7. The control method according to claim 1, characterized by comprising:

creating a listening state node and pushing the listening state node into a dialog state stack when the voice assistant is activated;

when the voice assistant changes from the listening state to the executing state, creating an executing state node and pushing the executing state node to the conversation state stack;

refreshing the executing state node when the voice assistant maintains the executing state;

popping the executive state node up the dialog state stack when the voice assistant changes from the executive state to the listening state;

and when the voice assistant is closed, popping the listening state node up the dialog state stack.

8. The control method of claim 7, wherein the listening state node comprises state information and session information, and wherein the executing state node comprises state information, session information, and executing information.

9. The control method according to claim 1, wherein the client communicates with a server, the control method comprising:

and sending the voice signal to the server, wherein the server is used for determining whether the control instruction exists according to the voice signal and feeding back the result to the client.

10. The control method according to claim 9, characterized by comprising:

and controlling the client and the server to synchronize the conversation state of the voice assistant, wherein the conversation state comprises the listening state and the executing state.

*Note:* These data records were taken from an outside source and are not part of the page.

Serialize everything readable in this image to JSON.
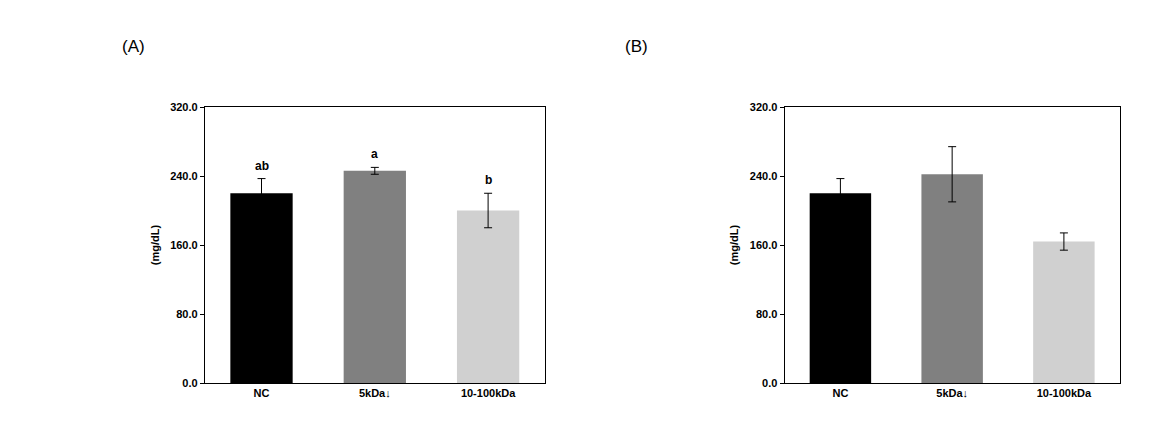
{
  "chart_data": [
    {
      "type": "bar",
      "title": "(A)",
      "categories": [
        "NC",
        "5kDa↓",
        "10-100kDa"
      ],
      "values": [
        220,
        246,
        200
      ],
      "error": [
        17,
        4,
        20
      ],
      "colors": [
        "#000000",
        "#808080",
        "#d0d0d0"
      ],
      "y_label": "(mg/dL)",
      "ylim": [
        0,
        320
      ],
      "yticks": [
        {
          "value": 0,
          "label": "0.0"
        },
        {
          "value": 80,
          "label": "80.0"
        },
        {
          "value": 160,
          "label": "160.0"
        },
        {
          "value": 240,
          "label": "240.0"
        },
        {
          "value": 320,
          "label": "320.0"
        }
      ],
      "grid": false,
      "annotations": [
        {
          "category": "NC",
          "text": "ab"
        },
        {
          "category": "5kDa↓",
          "text": "a"
        },
        {
          "category": "10-100kDa",
          "text": "b"
        }
      ]
    },
    {
      "type": "bar",
      "title": "(B)",
      "categories": [
        "NC",
        "5kDa↓",
        "10-100kDa"
      ],
      "values": [
        220,
        242,
        164
      ],
      "error": [
        17,
        32,
        10
      ],
      "colors": [
        "#000000",
        "#808080",
        "#d0d0d0"
      ],
      "y_label": "(mg/dL)",
      "ylim": [
        0,
        320
      ],
      "yticks": [
        {
          "value": 0,
          "label": "0.0"
        },
        {
          "value": 80,
          "label": "80.0"
        },
        {
          "value": 160,
          "label": "160.0"
        },
        {
          "value": 240,
          "label": "240.0"
        },
        {
          "value": 320,
          "label": "320.0"
        }
      ],
      "grid": false
    }
  ]
}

11. A client, comprising a voice assistant and a processor configured to: controlling the voice assistant to activate to cause the voice assistant to enter a listening state in which the voice assistant is capable of acquiring a voice signal to determine whether control instructions are present directly from the voice signal; and when the control instruction exists, controlling the voice assistant to enter an execution state, and in the execution state, the voice assistant can correspondingly control the client according to the control instruction and restore the listening state after the control is finished.

12. A vehicle characterized in that the vehicle comprises a vehicle body and the client of claim 11, the client being provided on the vehicle body.

13. A speech system comprising a server and a client as claimed in claim 11, the server being in communication with the client.

14. A computer-readable storage medium, on which a computer program is stored, which, when being executed by a processor, carries out the control method according to any one of claims 1 to 10.